6. Mystery Bag - Objects related to the lesson are placed in an opaque bag. The student puts his/her hand inside and touch the object. Without seeing it, the student tries to guess its name. The student who can identify the object may get a sticker from the teacher.
7.WH Time -Here the students ask either who, what, when, where, why, or how questions which can be answered by fellow student and so on and so forth.
6. Freire Code - Inspired by a Brazilian educator, Paolo Freire. This a thematic illustration of a situation composed of a lot of scenarios, people, objects, and details. This is shown to the students. The students say what they see, identify the problem, and come up with solutions. This is a thought provoking activity I like and will generate a lot of language from the students.

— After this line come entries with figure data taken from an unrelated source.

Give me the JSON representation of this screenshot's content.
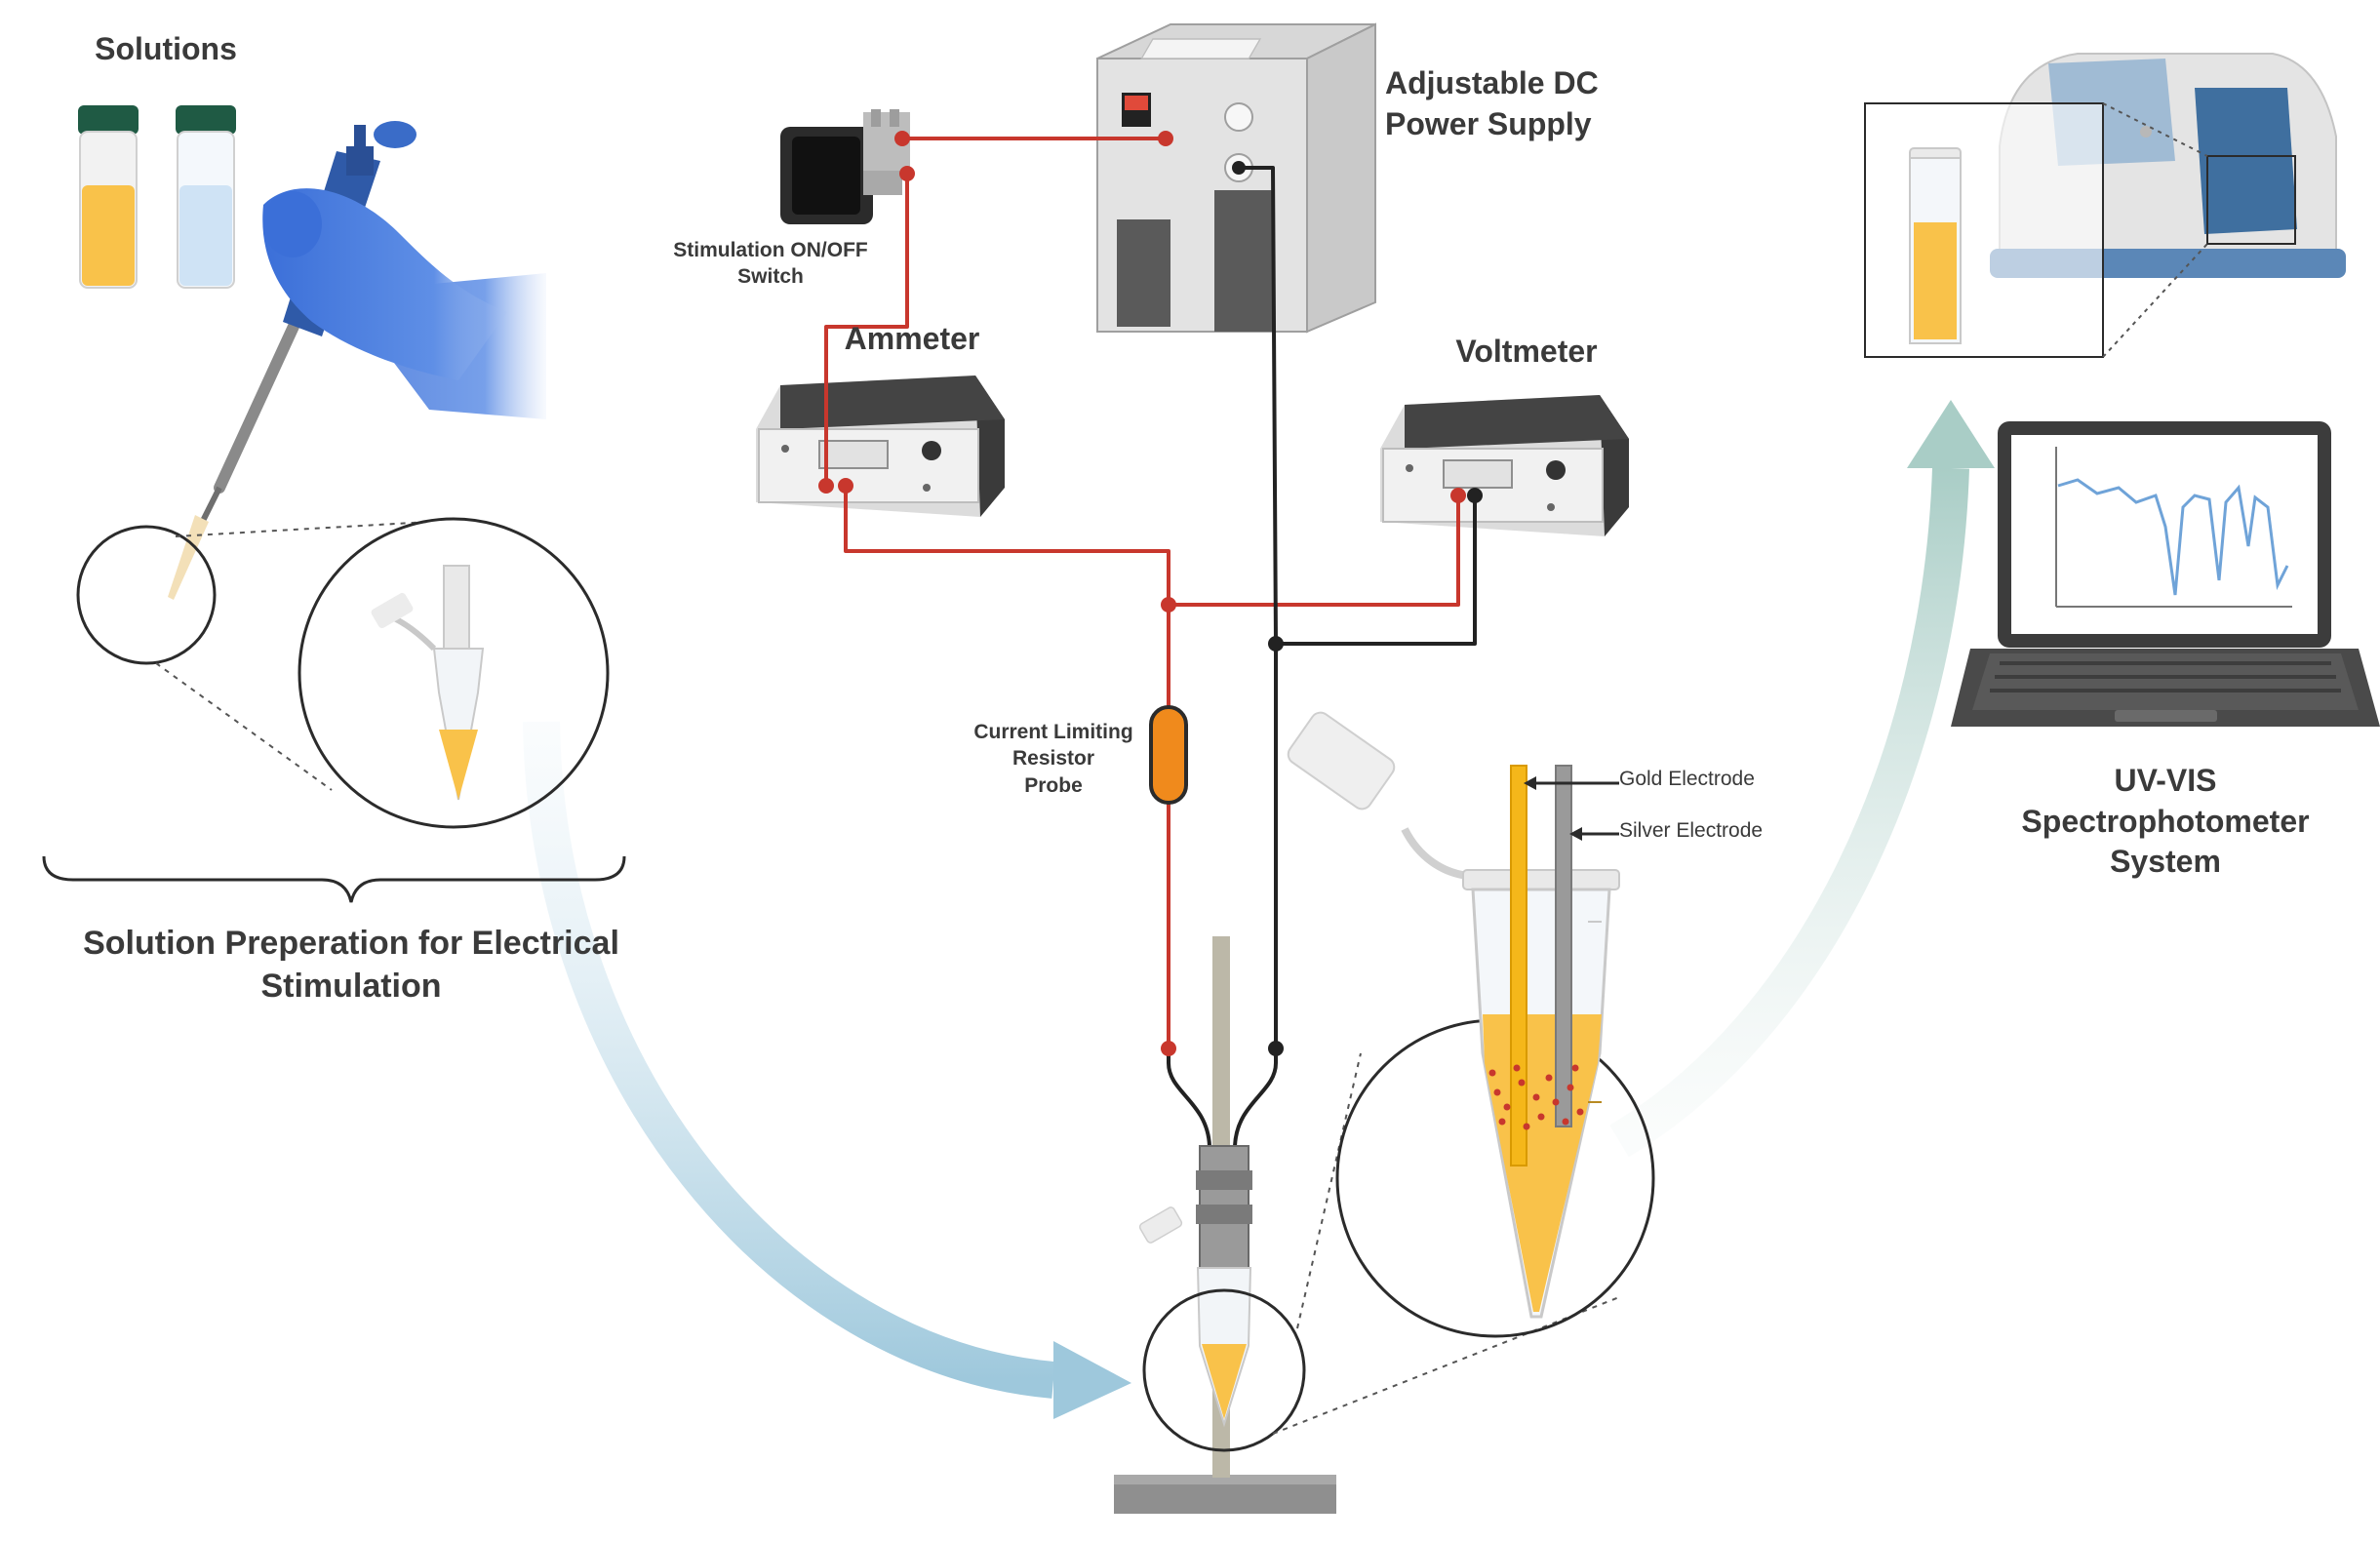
{
  "labels": {
    "solutions": "Solutions",
    "solution_prep_line1": "Solution Preperation for Electrical",
    "solution_prep_line2": "Stimulation",
    "switch_line1": "Stimulation ON/OFF",
    "switch_line2": "Switch",
    "power_supply_line1": "Adjustable DC",
    "power_supply_line2": "Power Supply",
    "ammeter": "Ammeter",
    "voltmeter": "Voltmeter",
    "resistor_line1": "Current Limiting",
    "resistor_line2": "Resistor",
    "resistor_line3": "Probe",
    "gold_electrode": "Gold Electrode",
    "silver_electrode": "Silver Electrode",
    "spectro_line1": "UV-VIS",
    "spectro_line2": "Spectrophotometer",
    "spectro_line3": "System"
  },
  "colors": {
    "wire_red": "#c8372d",
    "wire_black": "#222222",
    "solution_yellow": "#f9c24a",
    "glove_blue": "#3b6fd8",
    "flow_arrow": "#9ec8dc",
    "resistor_orange": "#f08a1c",
    "gold": "#f5b71a",
    "silver": "#9a9a9a"
  }
}
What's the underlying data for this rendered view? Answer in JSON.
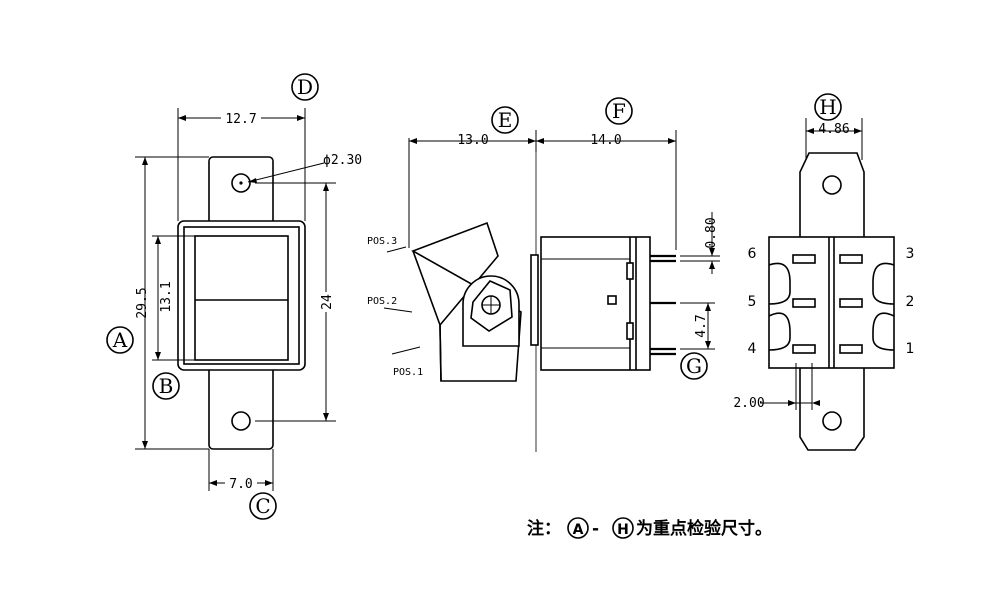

7. Psychological Tests -Like What's wrong with the picture? What is missing in the picure? How many faces can you see in the picture, etc.
8. Puppet Talk -Using stuffed toys and dolls, toys, etc. Students invent dialogues of any kind and share them in class.
9. Show and Tell - Students may take turn in bringing things of their choice - a collection, a gift, a valued object, etc. Two or three students share in front of the class each day.
You can try some of these starters. If they fail the first time, don't be discouraged. Give it another try and the second time you do it I'm sure it will turn out better. Tell you what, one reason why an activity sometimes plops is because the inst ruction isn't very clear, thus they couldn't grasp the mechanics well. Remember, our students are foreign or second language learners. Once they understand it they will surely enjoy it and they will clamor to have similar activity for the succeeding days.
You can also replicate your own starters and have them patronized by your students.
Would you like to try these starters in your own classes? Tell me later if it worked or not. Have fun!